El final fue un poco difícil de ver, ya que Isner se negó valientemente a retirarse, haciendo todo lo posible para darle a Federer una victoria ‘completa’, pero no atenuó la incandescencia de ese primer set que desafió las creencias. Federer siempre ha sido conocido por su habilidad para manejar grandes servidores, pero romper a Isner tres veces en un set fue anormal incluso para sus asombrosos estándares.

“Roger también estaba cerca, simplemente reaccionando muy bien y muy rápido a mi servicio. Quiero decir, él es otra cosa ”, dijo Isner después del partido, aparentemente tan perdido para las palabras como el resto de nosotros en el regreso sobrenatural de Federer.

¿Habría sido posible algo de esa magia de las finales si Federer no hubiera jugado su tenis más eficiente desde 2017 en las primeras cinco rondas? La historia del ocaso de la carrera de Federer ha sido a menudo sobre el momento “casi allí”; Juega un tenis brillante durante algunos partidos, pero termina gastando demasiada energía en el proceso y tropieza cuando se encuentra con un oponente de calidad de más. En ese contexto, su carrera en Miami fue diferente, y tal vez incluso una señal de otro paso en su evolución como jugador, una evolución que aparentemente no tiene fin.

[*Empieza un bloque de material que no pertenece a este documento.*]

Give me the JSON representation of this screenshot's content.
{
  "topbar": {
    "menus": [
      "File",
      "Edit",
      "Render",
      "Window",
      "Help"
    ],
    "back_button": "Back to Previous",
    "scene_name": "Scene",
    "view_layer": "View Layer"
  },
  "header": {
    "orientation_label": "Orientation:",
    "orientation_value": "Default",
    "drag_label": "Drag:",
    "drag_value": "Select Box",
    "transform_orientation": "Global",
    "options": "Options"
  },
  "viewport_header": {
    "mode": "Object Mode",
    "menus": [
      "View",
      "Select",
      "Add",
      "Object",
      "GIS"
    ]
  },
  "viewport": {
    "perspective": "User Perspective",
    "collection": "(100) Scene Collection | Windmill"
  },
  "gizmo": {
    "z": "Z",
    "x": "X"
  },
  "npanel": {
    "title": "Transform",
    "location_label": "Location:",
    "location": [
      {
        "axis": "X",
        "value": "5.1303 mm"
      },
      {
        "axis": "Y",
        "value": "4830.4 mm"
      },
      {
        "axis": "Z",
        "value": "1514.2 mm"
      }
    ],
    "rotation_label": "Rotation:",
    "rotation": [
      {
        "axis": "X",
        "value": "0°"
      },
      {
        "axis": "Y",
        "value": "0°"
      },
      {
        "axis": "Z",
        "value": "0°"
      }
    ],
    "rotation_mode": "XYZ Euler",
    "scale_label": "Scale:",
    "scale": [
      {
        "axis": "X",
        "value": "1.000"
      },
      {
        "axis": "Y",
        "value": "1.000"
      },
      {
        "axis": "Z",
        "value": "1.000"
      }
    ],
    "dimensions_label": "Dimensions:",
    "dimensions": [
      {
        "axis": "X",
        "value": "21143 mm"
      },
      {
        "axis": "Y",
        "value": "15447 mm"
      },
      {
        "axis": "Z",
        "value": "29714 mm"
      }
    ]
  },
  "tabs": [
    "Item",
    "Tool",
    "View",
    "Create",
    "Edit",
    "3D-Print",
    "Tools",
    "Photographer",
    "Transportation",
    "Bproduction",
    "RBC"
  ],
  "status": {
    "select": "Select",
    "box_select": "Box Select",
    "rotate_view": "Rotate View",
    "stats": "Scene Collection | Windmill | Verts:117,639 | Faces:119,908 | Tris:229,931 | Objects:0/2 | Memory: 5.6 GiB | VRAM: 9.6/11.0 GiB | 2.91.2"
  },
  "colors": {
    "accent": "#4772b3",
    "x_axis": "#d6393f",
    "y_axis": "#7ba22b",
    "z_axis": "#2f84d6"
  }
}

“Por supuesto que te sientes afortunado cuando llegas hasta el final del evento y puedes sentarte aquí con el trofeo. Definitivamente es un momento que aprecias mucho, porque sabes que podría haber resultado muy diferente ”, dijo Federer después del partido. Y cosas tengo estado resultando diferente, como vimos hace un par de semanas en Indian Wells, donde perdió ante Dominic Thiem en la final a pesar de jugar algunos de sus mejores tenis en el período previo al partido.

¿Fue una buena suerte, como dijo Federer, que se las arreglara para mantener el rumbo hasta el final en Miami? ¿O fue una mejor planificación y ejecución?

Si hay algo que Federer ha conservado a través de todos los altibajos, en su mayoría altibajos, en su carrera, es su pragmatismo. Nunca deja de mirar el panorama general, incluso si acaba de jugar un torneo magistral que debería servir como modelo de gestión de la carga de trabajo para todos los jugadores de tenis de todas las edades. Podría haber hecho todo bien y aun así quedarse corto en el último obstáculo; un disparo podría haber aterrizado de una pulgada de ancho, un retorno podría haber caído unos milímetros, una cuerda de red podría haber ido en su contra.

Que ninguna de esas cosas pasó es un pedazo de buena fortuna, incluso si eres Roger, maldito Federer. Pero, por supuesto, esperaría que su cerebro reconociera eso y reaccionara con el nivel apropiado de aplomo. Después de todo, ese cerebro nunca deja de trabajar para encontrar la manera perfecta de lidiar con todo.